The 25-year-old, from Newburgh in Fife, has returned to Scotland after cycling around the world in 195 days.
However, Mr Beaumont, who is originally from Bridge of Cally in Perthshire, is having to keep up an intense fitness regime.
If he suddenly stops exercising he could do serious damage to his body.
Mr Beaumont completed his cycle around the globe on Friday after setting off on 5 August last year.
He received official confirmation on Thursday morning from Guinness World Records that he was the new record-holder - beating the previous best by almost three months.
However, Mr Beaumont told BBC Scotland he was having to continue training on the bike, as well as walking, running and swimming.

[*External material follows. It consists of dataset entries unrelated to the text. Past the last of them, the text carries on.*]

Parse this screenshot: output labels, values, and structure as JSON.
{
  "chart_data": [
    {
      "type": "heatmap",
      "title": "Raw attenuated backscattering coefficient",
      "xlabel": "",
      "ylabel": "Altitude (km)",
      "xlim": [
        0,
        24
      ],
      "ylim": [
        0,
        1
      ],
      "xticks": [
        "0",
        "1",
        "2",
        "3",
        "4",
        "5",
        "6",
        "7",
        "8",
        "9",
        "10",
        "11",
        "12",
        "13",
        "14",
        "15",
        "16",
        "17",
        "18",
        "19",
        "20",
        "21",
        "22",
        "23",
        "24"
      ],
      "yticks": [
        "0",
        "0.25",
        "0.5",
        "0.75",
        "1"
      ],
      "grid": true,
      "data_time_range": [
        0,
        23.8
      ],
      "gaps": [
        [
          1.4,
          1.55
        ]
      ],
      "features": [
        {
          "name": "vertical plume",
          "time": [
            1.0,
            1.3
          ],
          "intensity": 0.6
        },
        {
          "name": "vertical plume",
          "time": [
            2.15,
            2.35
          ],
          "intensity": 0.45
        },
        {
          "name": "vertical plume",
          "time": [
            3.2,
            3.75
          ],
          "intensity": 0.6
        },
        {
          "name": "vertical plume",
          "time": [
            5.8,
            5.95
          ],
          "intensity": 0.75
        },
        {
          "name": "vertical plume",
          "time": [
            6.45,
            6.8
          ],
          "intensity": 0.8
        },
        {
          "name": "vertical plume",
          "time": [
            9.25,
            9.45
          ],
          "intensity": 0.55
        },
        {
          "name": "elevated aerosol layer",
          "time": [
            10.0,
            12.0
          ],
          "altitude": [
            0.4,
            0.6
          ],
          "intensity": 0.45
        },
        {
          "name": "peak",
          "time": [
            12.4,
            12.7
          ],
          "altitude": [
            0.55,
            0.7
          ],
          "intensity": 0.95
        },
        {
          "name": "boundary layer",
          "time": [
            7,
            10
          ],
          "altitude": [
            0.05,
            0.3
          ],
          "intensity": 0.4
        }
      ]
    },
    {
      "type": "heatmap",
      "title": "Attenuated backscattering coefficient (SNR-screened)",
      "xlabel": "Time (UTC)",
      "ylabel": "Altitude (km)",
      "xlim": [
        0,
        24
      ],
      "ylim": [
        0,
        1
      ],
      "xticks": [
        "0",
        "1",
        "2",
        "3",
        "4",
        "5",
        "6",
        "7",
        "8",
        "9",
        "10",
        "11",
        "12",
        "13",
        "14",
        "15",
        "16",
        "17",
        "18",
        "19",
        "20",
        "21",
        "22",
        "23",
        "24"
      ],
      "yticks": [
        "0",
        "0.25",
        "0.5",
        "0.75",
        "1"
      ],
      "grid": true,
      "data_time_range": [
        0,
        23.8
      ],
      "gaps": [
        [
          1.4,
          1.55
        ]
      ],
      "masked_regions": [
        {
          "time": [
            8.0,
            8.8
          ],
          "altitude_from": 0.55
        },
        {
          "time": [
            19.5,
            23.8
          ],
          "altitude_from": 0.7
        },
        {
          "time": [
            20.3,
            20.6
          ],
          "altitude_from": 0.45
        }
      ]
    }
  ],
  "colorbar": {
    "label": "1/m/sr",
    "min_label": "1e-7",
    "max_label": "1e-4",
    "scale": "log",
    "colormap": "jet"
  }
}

He said: "If I was to stop for a long period of time, sit in a car, sit in a plane, not exercise, clotting could happen because my body's used to being so active.
"Just simply walking around the last few days, I get an extremely sore lower back and shins and legs.
"You think, 'Well I'm obviously very fit at this point', but specifically fit to one sport."
During his journey Mr Beaumont passed through 20 countries on a route which included Pakistan, Malaysia, Australia, New Zealand and the United States.
At a news conference in Glasgow he recounted the trials and tribulations of his epic 18,297-mile journey.
They included being knocked over by a donkey and cart, having to travel under police escort, having his wallet stolen and making the difficult decision to give up being a vegetarian in order to consume enough calories to complete his challenge.
Mr Beaumont is certain his record will be broken in the future.
He said: "I am sure someone will go for it, and good on them because it is quite an adventure."
He added that soon he will have to consider what to do next.
"Once I have recovered I will set myself a new challenge," he said.
"I don't know where that will take me - but it won't be on a bicycle.
"I don't think I can cycle any further."
One item on the agenda is writing a book with his mother Una about his journey, which has raised thousands of pounds for charity.